格安SIMカードのSMSオプションは必要か

2016年11月3日更新

データ通信専用の格安SIMカードの中にはSMSオプションを追加できるものがあります。このSMSオプション、いったいどのような使い道があるのでしょうか。SMSオプションの必要性について考えてみましょう。

セルスタンバイ問題対策に

一部のスマートフォンにデータ通信専用の格安SIMカードを入れると、バッテリーが急速に消耗したり、画面上部のアンテナピクトが表示されなくなったりすることがあります。セルスタンバイ問題と呼ばれる現象です。

このセルスタンバイ問題の原因は、データ通信専用の格安SIMカードに存在するはずのない音声通話回線を、スマートフォンのOSが延々と探し続ける誤作動を起こしているからだといわれています。

そこでMVNOはセルスタンバイ問題の対策として、音声通話回線を用いるSMS機能だけを格安SIMカードに追加できるようにしています。そうすればスマートフォンのOSが誤作動を起こすことはなくなります。

データ通信専用の格安SIMカードをセルスタンバイ問題が発生する可能性がある端末に入れるなら、SMSオプションは必須です。追加料金が発生することが難点ですが、必要経費だと割り切るしかありません。

SMS認証に

SMSオプションはSMS認証にも役立ちます。SMS認証とはSMSでパスワードなどを受信して本人確認をする手続きのことで、LINE、Viber、MobageなどのさまざまなサービスがこのSMS認証を導入しています。

SMS認証を求められることはそれほど多くありませんが、いざSMS認証を求められたときにSMSができないとどうしようもないので、SMSオプションを追加するべきかどうか迷ってしまうこともあるでしょう。

格安SIMカードのSMSオプションはわずか月額100~150円ほどで追加できるので、金銭的な負担は大したことはありません。これくらいの金額なら、SMS認証に備えてSMSオプションを追加しておいてもいいのかなと思います。
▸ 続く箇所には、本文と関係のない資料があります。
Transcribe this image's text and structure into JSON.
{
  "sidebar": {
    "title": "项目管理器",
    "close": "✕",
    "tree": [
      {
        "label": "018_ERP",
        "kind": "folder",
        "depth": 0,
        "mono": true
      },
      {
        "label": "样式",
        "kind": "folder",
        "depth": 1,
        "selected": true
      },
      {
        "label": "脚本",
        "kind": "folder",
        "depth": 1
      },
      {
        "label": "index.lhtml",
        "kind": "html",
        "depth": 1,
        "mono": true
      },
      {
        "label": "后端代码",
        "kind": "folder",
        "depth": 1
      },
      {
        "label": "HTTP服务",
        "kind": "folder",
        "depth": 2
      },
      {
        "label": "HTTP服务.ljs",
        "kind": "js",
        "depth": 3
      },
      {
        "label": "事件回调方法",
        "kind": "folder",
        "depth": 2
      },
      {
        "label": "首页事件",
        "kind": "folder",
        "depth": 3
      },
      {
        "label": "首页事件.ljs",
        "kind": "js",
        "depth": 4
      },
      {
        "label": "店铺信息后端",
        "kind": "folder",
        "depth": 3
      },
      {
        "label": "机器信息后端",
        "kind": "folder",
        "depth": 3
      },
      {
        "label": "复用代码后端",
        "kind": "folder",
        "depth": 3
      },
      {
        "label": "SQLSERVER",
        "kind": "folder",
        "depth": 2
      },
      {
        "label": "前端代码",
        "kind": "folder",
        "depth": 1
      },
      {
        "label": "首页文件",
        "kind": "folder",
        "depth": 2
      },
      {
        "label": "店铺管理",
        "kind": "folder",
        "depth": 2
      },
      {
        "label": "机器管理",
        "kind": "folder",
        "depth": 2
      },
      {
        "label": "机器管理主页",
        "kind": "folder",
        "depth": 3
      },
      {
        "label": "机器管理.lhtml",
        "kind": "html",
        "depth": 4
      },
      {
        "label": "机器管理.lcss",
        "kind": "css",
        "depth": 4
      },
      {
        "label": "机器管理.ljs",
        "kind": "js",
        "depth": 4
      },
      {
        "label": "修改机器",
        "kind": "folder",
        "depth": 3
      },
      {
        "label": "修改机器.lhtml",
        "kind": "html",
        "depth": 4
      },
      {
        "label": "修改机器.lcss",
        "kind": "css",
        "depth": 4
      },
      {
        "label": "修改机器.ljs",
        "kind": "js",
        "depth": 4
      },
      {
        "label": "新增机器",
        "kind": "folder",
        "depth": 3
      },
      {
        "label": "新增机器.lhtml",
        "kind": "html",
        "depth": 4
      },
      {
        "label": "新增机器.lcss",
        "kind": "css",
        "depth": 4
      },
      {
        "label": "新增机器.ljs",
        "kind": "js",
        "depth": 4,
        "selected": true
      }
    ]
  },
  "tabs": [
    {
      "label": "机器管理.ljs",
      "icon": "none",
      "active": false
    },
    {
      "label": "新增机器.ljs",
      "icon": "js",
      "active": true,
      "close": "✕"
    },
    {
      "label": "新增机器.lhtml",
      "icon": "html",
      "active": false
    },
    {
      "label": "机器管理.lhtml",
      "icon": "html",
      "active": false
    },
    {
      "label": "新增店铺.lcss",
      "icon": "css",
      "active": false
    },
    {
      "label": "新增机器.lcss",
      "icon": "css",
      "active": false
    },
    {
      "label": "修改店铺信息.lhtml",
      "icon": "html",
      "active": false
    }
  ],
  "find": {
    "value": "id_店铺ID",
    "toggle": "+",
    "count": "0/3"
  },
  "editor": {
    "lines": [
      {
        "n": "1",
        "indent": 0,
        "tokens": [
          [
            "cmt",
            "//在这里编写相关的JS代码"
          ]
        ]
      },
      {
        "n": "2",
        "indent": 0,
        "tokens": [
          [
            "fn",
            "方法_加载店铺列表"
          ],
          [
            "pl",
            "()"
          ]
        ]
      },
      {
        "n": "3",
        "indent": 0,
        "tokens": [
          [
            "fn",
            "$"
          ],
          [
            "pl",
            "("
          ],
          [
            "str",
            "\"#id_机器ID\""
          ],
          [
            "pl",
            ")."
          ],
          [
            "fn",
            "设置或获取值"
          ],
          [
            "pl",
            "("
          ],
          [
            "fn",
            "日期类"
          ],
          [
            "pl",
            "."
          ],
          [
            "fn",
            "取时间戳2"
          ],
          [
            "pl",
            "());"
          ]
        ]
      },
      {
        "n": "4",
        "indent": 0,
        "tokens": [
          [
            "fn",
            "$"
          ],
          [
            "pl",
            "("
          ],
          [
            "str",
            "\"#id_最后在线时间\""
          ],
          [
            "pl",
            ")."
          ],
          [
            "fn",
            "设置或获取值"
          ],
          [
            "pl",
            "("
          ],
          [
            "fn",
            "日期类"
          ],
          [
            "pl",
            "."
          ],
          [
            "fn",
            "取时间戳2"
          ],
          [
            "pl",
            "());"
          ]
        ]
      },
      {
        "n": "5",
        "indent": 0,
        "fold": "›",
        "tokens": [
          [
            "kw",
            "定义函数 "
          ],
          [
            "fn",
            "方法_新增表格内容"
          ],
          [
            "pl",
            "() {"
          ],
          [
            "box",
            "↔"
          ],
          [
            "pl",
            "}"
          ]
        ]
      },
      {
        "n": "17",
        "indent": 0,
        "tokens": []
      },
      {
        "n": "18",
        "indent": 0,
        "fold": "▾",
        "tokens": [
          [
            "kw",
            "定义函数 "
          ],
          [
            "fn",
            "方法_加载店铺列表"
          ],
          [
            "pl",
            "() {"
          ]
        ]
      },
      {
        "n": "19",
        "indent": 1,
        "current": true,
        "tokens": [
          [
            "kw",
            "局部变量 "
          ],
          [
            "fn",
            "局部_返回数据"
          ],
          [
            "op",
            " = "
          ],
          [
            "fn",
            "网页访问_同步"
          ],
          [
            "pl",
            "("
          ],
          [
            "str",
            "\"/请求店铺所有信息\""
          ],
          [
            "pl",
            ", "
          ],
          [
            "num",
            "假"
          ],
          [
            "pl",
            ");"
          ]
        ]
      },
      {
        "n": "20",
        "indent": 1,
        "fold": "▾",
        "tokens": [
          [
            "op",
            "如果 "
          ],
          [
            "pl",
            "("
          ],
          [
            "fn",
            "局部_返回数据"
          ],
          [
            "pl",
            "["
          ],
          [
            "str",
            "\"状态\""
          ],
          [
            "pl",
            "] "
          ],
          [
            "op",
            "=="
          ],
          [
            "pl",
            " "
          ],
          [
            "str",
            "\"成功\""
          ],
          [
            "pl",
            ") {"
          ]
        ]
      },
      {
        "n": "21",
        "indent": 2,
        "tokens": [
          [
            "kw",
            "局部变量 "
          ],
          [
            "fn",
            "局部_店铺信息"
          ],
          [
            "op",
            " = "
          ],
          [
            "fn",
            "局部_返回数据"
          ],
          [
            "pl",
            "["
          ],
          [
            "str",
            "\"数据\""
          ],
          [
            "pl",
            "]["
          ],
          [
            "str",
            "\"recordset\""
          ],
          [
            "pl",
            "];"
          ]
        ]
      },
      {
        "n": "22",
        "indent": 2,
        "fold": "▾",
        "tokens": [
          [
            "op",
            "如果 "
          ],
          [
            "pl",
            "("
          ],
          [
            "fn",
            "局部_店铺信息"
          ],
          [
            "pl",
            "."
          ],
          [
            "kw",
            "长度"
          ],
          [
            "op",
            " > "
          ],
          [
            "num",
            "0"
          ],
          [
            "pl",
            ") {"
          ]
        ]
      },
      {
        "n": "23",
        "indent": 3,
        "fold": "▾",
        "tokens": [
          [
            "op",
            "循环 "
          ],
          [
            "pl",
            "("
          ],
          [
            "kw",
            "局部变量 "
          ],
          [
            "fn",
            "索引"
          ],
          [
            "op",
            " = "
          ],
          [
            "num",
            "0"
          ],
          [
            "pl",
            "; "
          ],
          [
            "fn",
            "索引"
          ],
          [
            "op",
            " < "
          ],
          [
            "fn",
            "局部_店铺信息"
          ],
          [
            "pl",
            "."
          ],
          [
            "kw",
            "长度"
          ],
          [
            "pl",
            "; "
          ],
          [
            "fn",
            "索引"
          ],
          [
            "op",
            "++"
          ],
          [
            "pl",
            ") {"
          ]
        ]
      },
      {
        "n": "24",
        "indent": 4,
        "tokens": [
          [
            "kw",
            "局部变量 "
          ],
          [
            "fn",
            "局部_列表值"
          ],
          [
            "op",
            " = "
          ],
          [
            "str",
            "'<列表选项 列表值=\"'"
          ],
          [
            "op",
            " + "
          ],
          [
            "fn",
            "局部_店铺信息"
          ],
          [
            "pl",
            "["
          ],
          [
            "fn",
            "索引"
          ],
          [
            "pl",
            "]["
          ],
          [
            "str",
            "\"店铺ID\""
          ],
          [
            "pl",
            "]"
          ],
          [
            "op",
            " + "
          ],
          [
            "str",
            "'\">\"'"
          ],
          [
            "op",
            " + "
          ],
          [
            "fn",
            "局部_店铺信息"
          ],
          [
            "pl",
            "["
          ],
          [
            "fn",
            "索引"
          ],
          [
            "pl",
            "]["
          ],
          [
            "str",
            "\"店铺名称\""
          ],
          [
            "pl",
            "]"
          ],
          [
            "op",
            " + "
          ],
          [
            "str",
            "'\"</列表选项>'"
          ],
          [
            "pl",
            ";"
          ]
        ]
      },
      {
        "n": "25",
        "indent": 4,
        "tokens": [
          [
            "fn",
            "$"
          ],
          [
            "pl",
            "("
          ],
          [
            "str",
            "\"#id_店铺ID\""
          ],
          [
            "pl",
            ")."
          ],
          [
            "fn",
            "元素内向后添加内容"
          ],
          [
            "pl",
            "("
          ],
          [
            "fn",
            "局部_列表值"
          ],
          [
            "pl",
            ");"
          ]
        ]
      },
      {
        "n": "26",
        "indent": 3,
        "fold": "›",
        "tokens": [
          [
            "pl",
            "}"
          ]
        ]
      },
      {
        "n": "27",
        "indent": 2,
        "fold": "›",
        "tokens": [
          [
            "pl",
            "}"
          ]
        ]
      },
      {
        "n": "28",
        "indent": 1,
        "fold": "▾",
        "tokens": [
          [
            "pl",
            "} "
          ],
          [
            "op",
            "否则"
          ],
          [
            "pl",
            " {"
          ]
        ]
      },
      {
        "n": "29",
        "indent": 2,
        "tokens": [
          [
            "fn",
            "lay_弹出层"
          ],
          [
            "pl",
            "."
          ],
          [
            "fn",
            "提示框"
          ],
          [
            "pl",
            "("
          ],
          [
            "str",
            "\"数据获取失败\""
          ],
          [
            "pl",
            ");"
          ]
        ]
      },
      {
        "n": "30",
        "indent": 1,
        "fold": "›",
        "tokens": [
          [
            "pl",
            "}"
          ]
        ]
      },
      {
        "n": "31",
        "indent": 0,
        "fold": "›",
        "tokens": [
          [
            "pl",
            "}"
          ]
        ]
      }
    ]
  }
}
無料でSMS専用の電話番号を取得できる海外のサービスを利用する手もありますが、正規の方法ではないので推奨はしません。安全性や確実性を求めるなら格安SIMカードにSMSオプションを追加するべきです。

後から追加すると大変

格安SIMカードにSMSオプションを後から追加しようとすると、何かと大変です。2000~3000円ほどのSIMカード交換手数料を支払い、新しいSIMカードを取り寄せ、古いSIMカードを返送しなければなりません。

始めからSMSオプションを追加しておけば、SIMカード交換手数料を負担せずに済み、SIMカードを交換する手間も省けます。SMSオプションを追加するかどうかは始めによく考えた方がいいでしょう。